Vol. 9, Issue 1, Part A (2025)
Factors that predict abscess formation during conservative management of appendicular mass in children in Baghdad Medical City
Fatima Adel Omer and Kawthar F Al-Bayati
Background: Acute appendicitis is the most common surgical emergency in children, with appendicular mass being a common complication in improperly treated cases.
Aim: This study aimed to identify factors contributing to abscess formation during the conservative management of appendicular mass.
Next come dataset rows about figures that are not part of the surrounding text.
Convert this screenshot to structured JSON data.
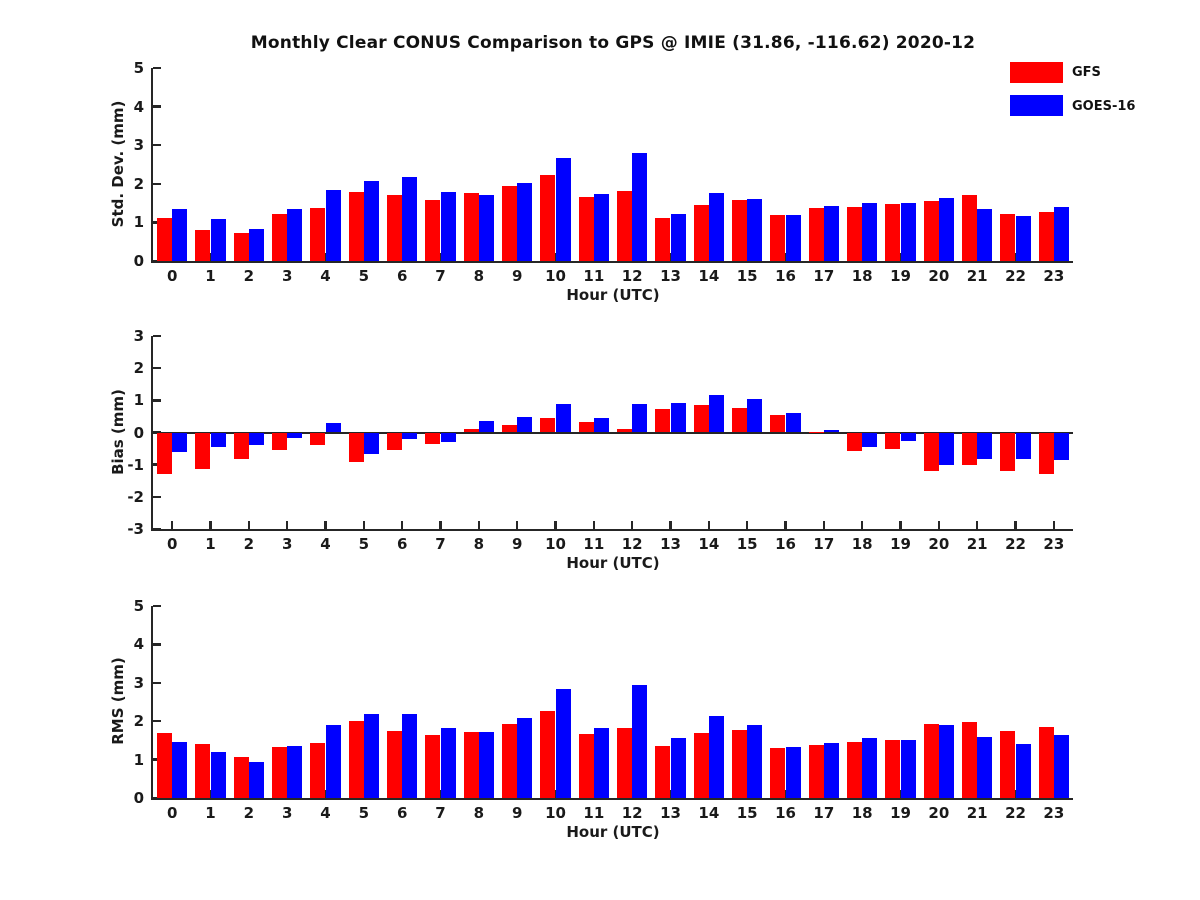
{
  "title": "Monthly Clear CONUS Comparison to GPS @ IMIE (31.86, -116.62) 2020-12",
  "legend": {
    "items": [
      {
        "label": "GFS",
        "color": "#ff0000"
      },
      {
        "label": "GOES-16",
        "color": "#0000ff"
      }
    ]
  },
  "colors": {
    "gfs": "#ff0000",
    "goes16": "#0000ff",
    "axis": "#262626",
    "text": "#1a1a1a"
  },
  "xlabel": "Hour (UTC)",
  "hours": [
    "0",
    "1",
    "2",
    "3",
    "4",
    "5",
    "6",
    "7",
    "8",
    "9",
    "10",
    "11",
    "12",
    "13",
    "14",
    "15",
    "16",
    "17",
    "18",
    "19",
    "20",
    "21",
    "22",
    "23"
  ],
  "chart_data": [
    {
      "type": "bar",
      "title": "",
      "ylabel": "Std. Dev. (mm)",
      "xlabel": "Hour (UTC)",
      "ylim": [
        0,
        5
      ],
      "yticks": [
        0,
        1,
        2,
        3,
        4,
        5
      ],
      "grid": false,
      "legend_position": "outside-upper-right",
      "categories": [
        "0",
        "1",
        "2",
        "3",
        "4",
        "5",
        "6",
        "7",
        "8",
        "9",
        "10",
        "11",
        "12",
        "13",
        "14",
        "15",
        "16",
        "17",
        "18",
        "19",
        "20",
        "21",
        "22",
        "23"
      ],
      "series": [
        {
          "name": "GFS",
          "color": "#ff0000",
          "values": [
            1.12,
            0.8,
            0.72,
            1.23,
            1.37,
            1.8,
            1.7,
            1.58,
            1.75,
            1.95,
            2.24,
            1.65,
            1.82,
            1.12,
            1.44,
            1.57,
            1.2,
            1.38,
            1.4,
            1.47,
            1.55,
            1.7,
            1.23,
            1.27
          ]
        },
        {
          "name": "GOES-16",
          "color": "#0000ff",
          "values": [
            1.36,
            1.1,
            0.83,
            1.36,
            1.85,
            2.08,
            2.18,
            1.8,
            1.72,
            2.02,
            2.68,
            1.74,
            2.8,
            1.23,
            1.75,
            1.6,
            1.19,
            1.42,
            1.51,
            1.49,
            1.64,
            1.34,
            1.17,
            1.39
          ]
        }
      ]
    },
    {
      "type": "bar",
      "title": "",
      "ylabel": "Bias (mm)",
      "xlabel": "Hour (UTC)",
      "ylim": [
        -3,
        3
      ],
      "yticks": [
        -3,
        -2,
        -1,
        0,
        1,
        2,
        3
      ],
      "grid": false,
      "zero_line": true,
      "categories": [
        "0",
        "1",
        "2",
        "3",
        "4",
        "5",
        "6",
        "7",
        "8",
        "9",
        "10",
        "11",
        "12",
        "13",
        "14",
        "15",
        "16",
        "17",
        "18",
        "19",
        "20",
        "21",
        "22",
        "23"
      ],
      "series": [
        {
          "name": "GFS",
          "color": "#ff0000",
          "values": [
            -1.28,
            -1.15,
            -0.82,
            -0.53,
            -0.4,
            -0.91,
            -0.54,
            -0.37,
            0.12,
            0.23,
            0.46,
            0.32,
            0.1,
            0.72,
            0.87,
            0.76,
            0.54,
            0.02,
            -0.57,
            -0.5,
            -1.2,
            -1.02,
            -1.2,
            -1.3
          ]
        },
        {
          "name": "GOES-16",
          "color": "#0000ff",
          "values": [
            -0.62,
            -0.46,
            -0.38,
            -0.18,
            0.31,
            -0.67,
            -0.2,
            -0.29,
            0.35,
            0.48,
            0.9,
            0.45,
            0.88,
            0.92,
            1.18,
            1.04,
            0.6,
            0.07,
            -0.46,
            -0.26,
            -1.02,
            -0.82,
            -0.82,
            -0.87
          ]
        }
      ]
    },
    {
      "type": "bar",
      "title": "",
      "ylabel": "RMS (mm)",
      "xlabel": "Hour (UTC)",
      "ylim": [
        0,
        5
      ],
      "yticks": [
        0,
        1,
        2,
        3,
        4,
        5
      ],
      "grid": false,
      "categories": [
        "0",
        "1",
        "2",
        "3",
        "4",
        "5",
        "6",
        "7",
        "8",
        "9",
        "10",
        "11",
        "12",
        "13",
        "14",
        "15",
        "16",
        "17",
        "18",
        "19",
        "20",
        "21",
        "22",
        "23"
      ],
      "series": [
        {
          "name": "GFS",
          "color": "#ff0000",
          "values": [
            1.69,
            1.4,
            1.06,
            1.33,
            1.42,
            2.0,
            1.74,
            1.65,
            1.73,
            1.93,
            2.26,
            1.66,
            1.81,
            1.36,
            1.69,
            1.77,
            1.29,
            1.39,
            1.47,
            1.51,
            1.94,
            1.97,
            1.74,
            1.84
          ]
        },
        {
          "name": "GOES-16",
          "color": "#0000ff",
          "values": [
            1.47,
            1.19,
            0.93,
            1.36,
            1.9,
            2.18,
            2.18,
            1.82,
            1.73,
            2.08,
            2.84,
            1.81,
            2.93,
            1.56,
            2.13,
            1.9,
            1.33,
            1.42,
            1.56,
            1.52,
            1.91,
            1.59,
            1.41,
            1.65
          ]
        }
      ]
    }
  ]
}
Methods: A prospective study was conducted on 55 children younger than 14 years with appendicular mass managed at Baghdad Children Welfare Hospital. Clinical factors including age, gender, symptom duration, nausea/vomiting, diarrhea, fever, mass size, appendicolith presence on ultrasonography, CRP titer, total WBC count, bandemia, and antibiotic regimen were evaluated. Patients who developed abscesses were treated surgically or medically.
Results: The mean age of patients was 8.94±2.86 years, with males comprising 60%. Abdominal pain duration averaged 3.64±1.6 days. Nausea/vomiting occurred in 87.27%, diarrhea in 18.18%, and fever in 12.73% of cases. Elevated CRP levels (mean: 68.53±62.34 mg/dl) and leukocytosis (76.36%) were noted. Appendicolith was present in 10.91%, and the mean mass size was 18.69±14.94 cm². Antibiotic regimens primarily included vancomycin, amikacin, and metronidazole (63.64%). Abscess formation occurred in 23.64% of patients, with 46.15% of these requiring surgical intervention for abscesses >50 ml.
Conclusion: Factors predictive of abscess formation include fever, diarrhea, WBC count >15×10³/ml, bandemia > 10%, CRP > 70 mg/dl, appendicolith presence, and mass size >20 cm². Effective antibiotic regimens targeting gram-negative and anaerobic organisms are crucial. Drainage decisions depend on clinical status and abscess size, with interventions required for abscesses >50 ml. Early identification of risk factors can guide therapeutic adjustments to prevent complications.